Scoring that power-play goal for Kelowna on Wednesday night was 6-foot-4 forward Colton Dach. Since joining the Rockets earlier this season, Dach has nine goals in 17 games, with two via the power play.
Also scoring, albeit during five-on-five play, were Mark Liwiski and Pavel Novak, with his team-leading 10th goal of the season.
The Giants, who led 2-0 and 3-2 at the period breaks, were 2-for-2 on the power play.
“We’re just putting a lot of pressure on ourselves to score,” said Dach a fixture on the first-unit power play.

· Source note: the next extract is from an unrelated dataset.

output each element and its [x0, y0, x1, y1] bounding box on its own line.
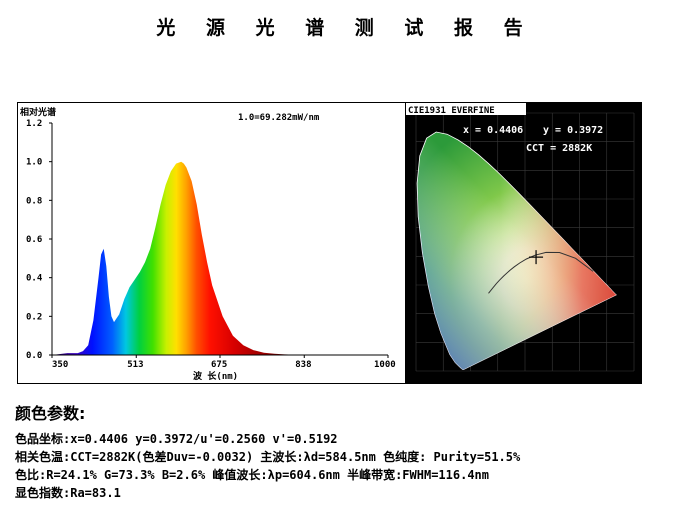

“I think if we just go out there, start moving the puck, be free out there do our own things, I think we will be successful.”
However, Hamilton said the remedy could be as simple as is ‘A little more We and a little less I.’
“Novak and Dach have gotta get back on the plan, where they’re working each other so that if everybody’s covering Novak, Dach is usually open get it over to him,” said Hamilton.
“Not worrying so much about scoring yourself, rather than getting the goal for the team.”
The Rockets are back in action on Saturday, as they visit the Kamloops Blazers.
Kelowna (10-6-0-2) is third in B.C. Division standings with 22 points, while Kamloops (17-2-0-0) is first with 34 points.